The Vietnam War was once considered among the worst American catastrophes of the past century, with a little more than 58,000 dead Americans (and countless Vietnamese, Cambodian, and Laotian people). Sept. 11 scarred the nation for a generation, with a little over 3,000 dead. And all of that pales in comparison to the current pandemic, which will soon equal two Vietnam Wars.
Hapless deer-in-headlights and impeached President Donald Trump can’t decide how to handle the pandemic. No, not the responding to the pandemic part—that part he gave up on from the very beginning. No, he can’t decide who to blame. But whether it’s Democrats or his intelligence agencies or the Chinese, one simple reality cuts through it all: A president’s No. 1 job is to keep Americans safe, and he’s failed that to a degree we haven’t seen in more than a century. He has objectively failed, and done so in historic, catastrophic fashion.
In July 2018, just before voters handed Republicans historic defeats at the ballot box, Trump adviser Bill Stepien, White House political director and Jared Kushner buddy, was explaining why his party would win that November. “Bottom line is Americans want security,” he told Vanity Fair. “They want to feel safe in the realm of national security and they want to feel economically secure. And on each front he’s delivered.”
Clearly, they didn’t feel safe and secure enough, way back in 2018, to avert serious disaster at the ballot box. Not to worry though: In Trump’s inner circle, it’s not success that’s rewarded (witness Kushner), but sycophancy. Stepien was just promoted to deputy campaign manager in a move some see as a demotion for actual campaign manager Brad Parscale. You might recall that Parscale is on the outs with Trump because he presented his boss with grim polling numbers. It’s likely just a matter of time before Parscale is out-out, and Stepien or Kushner is put in charge.

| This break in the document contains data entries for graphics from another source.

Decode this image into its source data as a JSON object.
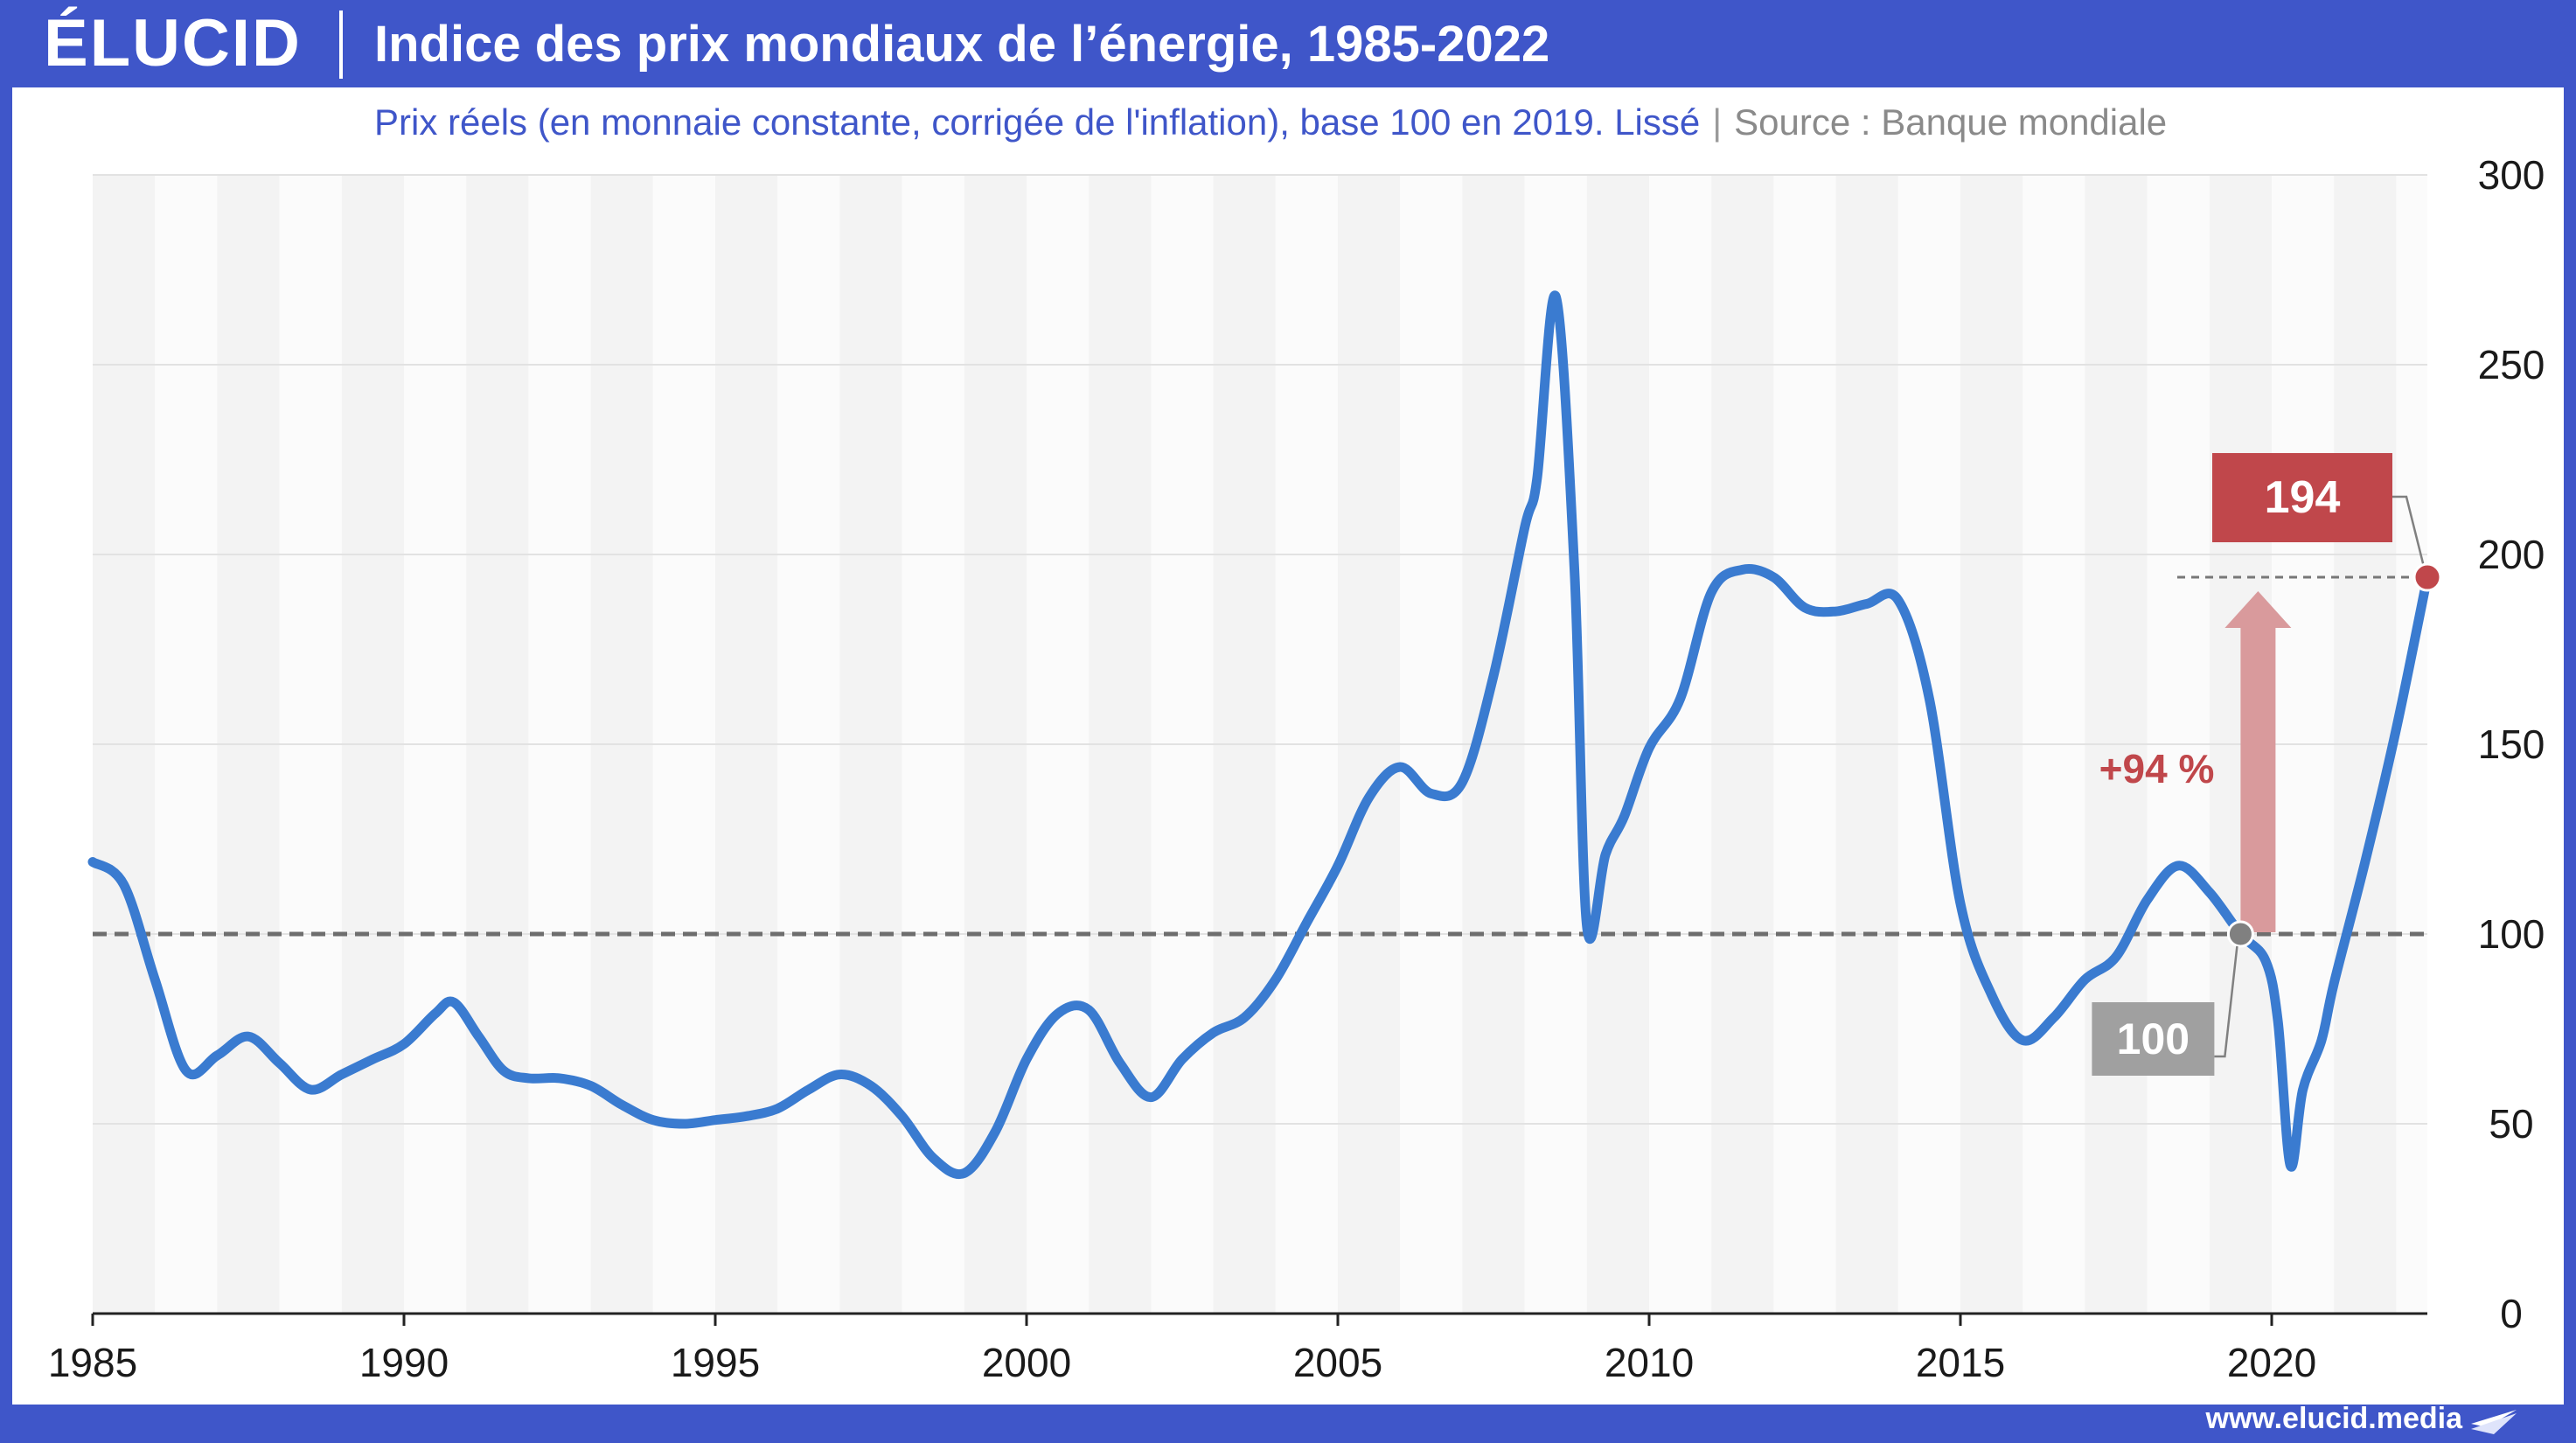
{
  "header": {
    "logo": "ÉLUCID",
    "title": "Indice des prix mondiaux de l’énergie, 1985-2022",
    "subtitle": "Prix réels (en monnaie constante, corrigée de l'inflation), base 100 en 2019. Lissé",
    "separator": "|",
    "source": "Source : Banque mondiale"
  },
  "footer": {
    "url": "www.elucid.media"
  },
  "colors": {
    "brand": "#3f56c9",
    "line": "#3a7bd0",
    "highlight_red": "#c0474b",
    "arrow_red": "#d99a9c",
    "base_grey": "#a0a0a0"
  },
  "chart_data": {
    "type": "line",
    "title": "Indice des prix mondiaux de l’énergie, 1985-2022",
    "xlabel": "",
    "ylabel": "",
    "xlim": [
      1985,
      2022.5
    ],
    "ylim": [
      0,
      300
    ],
    "x_ticks": [
      1985,
      1990,
      1995,
      2000,
      2005,
      2010,
      2015,
      2020
    ],
    "x_tick_labels": [
      "1985",
      "1990",
      "1995",
      "2000",
      "2005",
      "2010",
      "2015",
      "2020"
    ],
    "y_ticks": [
      0,
      50,
      100,
      150,
      200,
      250,
      300
    ],
    "y_tick_labels": [
      "0",
      "50",
      "100",
      "150",
      "200",
      "250",
      "300"
    ],
    "y_axis_side": "right",
    "grid": true,
    "reference_line": {
      "y": 100,
      "style": "dashed"
    },
    "series": [
      {
        "x": [
          1985,
          1985.5,
          1986,
          1986.5,
          1987,
          1987.5,
          1988,
          1988.5,
          1989,
          1989.5,
          1990,
          1990.5,
          1990.8,
          1991.2,
          1991.6,
          1992,
          1992.5,
          1993,
          1993.5,
          1994,
          1994.5,
          1995,
          1995.5,
          1996,
          1996.5,
          1997,
          1997.5,
          1998,
          1998.5,
          1999,
          1999.5,
          2000,
          2000.5,
          2001,
          2001.5,
          2002,
          2002.5,
          2003,
          2003.5,
          2004,
          2004.5,
          2005,
          2005.5,
          2006,
          2006.5,
          2007,
          2007.5,
          2008,
          2008.2,
          2008.5,
          2008.8,
          2009,
          2009.3,
          2009.6,
          2010,
          2010.5,
          2011,
          2011.5,
          2012,
          2012.5,
          2013,
          2013.5,
          2014,
          2014.5,
          2015,
          2015.5,
          2016,
          2016.5,
          2017,
          2017.5,
          2018,
          2018.5,
          2019,
          2019.5,
          2019.9,
          2020.1,
          2020.3,
          2020.5,
          2020.8,
          2021,
          2021.5,
          2022,
          2022.5
        ],
        "y": [
          119,
          113,
          88,
          64,
          68,
          73,
          66,
          59,
          63,
          67,
          71,
          79,
          82,
          73,
          64,
          62,
          62,
          60,
          55,
          51,
          50,
          51,
          52,
          54,
          59,
          63,
          60,
          52,
          41,
          37,
          48,
          67,
          79,
          80,
          66,
          57,
          67,
          74,
          78,
          88,
          103,
          118,
          136,
          144,
          137,
          140,
          168,
          207,
          220,
          268,
          196,
          102,
          121,
          131,
          149,
          162,
          190,
          196,
          194,
          186,
          185,
          187,
          188,
          162,
          108,
          84,
          72,
          78,
          88,
          94,
          109,
          118,
          111,
          100,
          93,
          77,
          39,
          59,
          72,
          87,
          119,
          154,
          194
        ]
      }
    ],
    "annotations": [
      {
        "label": "100",
        "x": 2019.5,
        "y": 100,
        "marker": "grey"
      },
      {
        "label": "194",
        "x": 2022.5,
        "y": 194,
        "marker": "red"
      },
      {
        "label": "+94 %",
        "from_y": 100,
        "to_y": 194,
        "kind": "arrow"
      }
    ]
  }
}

But I digress. Look back at that original quote:
Bottom line is Americans want security. They want to feel safe in the realm of national security and they want to feel economically secure.
This is undoubtedly true and the president’s oath is explicit in that regard: “I do solemnly swear that I will support and defend the Constitution of the United States against all enemies, foreign and domestic …”
His No. 1 job is to defend America against all enemies. The end.
But what is his current favorite excuse for our nation’s mass death event? Something-something it’s China’s fault.
Whatever mistakes China made (and no one will claim the country handled the spread of the virus with the necessary competence and transparency), the fact is we had plenty of warning to prepare for COVID 19’s arrival. But from disbanding the pandemic preparedness task force, to ignoring the pandemic playbook left behind by the Obama administration, to gutting the CDC and FEMA, to using his bully pulpit to spread misinformation and undermine the nation’s response, Trump very much rolled out a red carpet for national infestation, economic devastation, and death.
Put another way: Trump didn't keep us safe.
He didn’t keep us safe from an act of God.
And if you want to believe that it’s China’s fault, he also didn’t keep us safe from their actions.
Remember, Trump’s very own deputy campaign manager says the test for a president is Americans “feeling safe” in national security and “secure” in the economic realm. And now Trump has spectacularly failed at both.
So why would anyone keep around a president that has so spectacularly failed his No. 1 job?
It really is a testament to the right-wing bubble, our nation's high partisanization, and the bullshit undemocratic Electoral College that this election is as close as it is. In any regularly functioning democracy, we'd be counting down to the inevitable change of power. Instead, Trump is screaming about everything being RIGGED, because it's the only way he can process what his polls are showing him—that he's losing.
It’s quite remarkable that a guy who spends all day watching TV and all weekend golfing during a mass-death event can’t fathom that it might cost him at the ballot box. But that’s where we appear to be heading.
And it’s well-deserved. A failure of this magnitude deserves the most resounding “YOU’RE FIRED” the nation can muster. It wouldn’t undo the damage he’s done, but it would still offer some measure of satisfaction.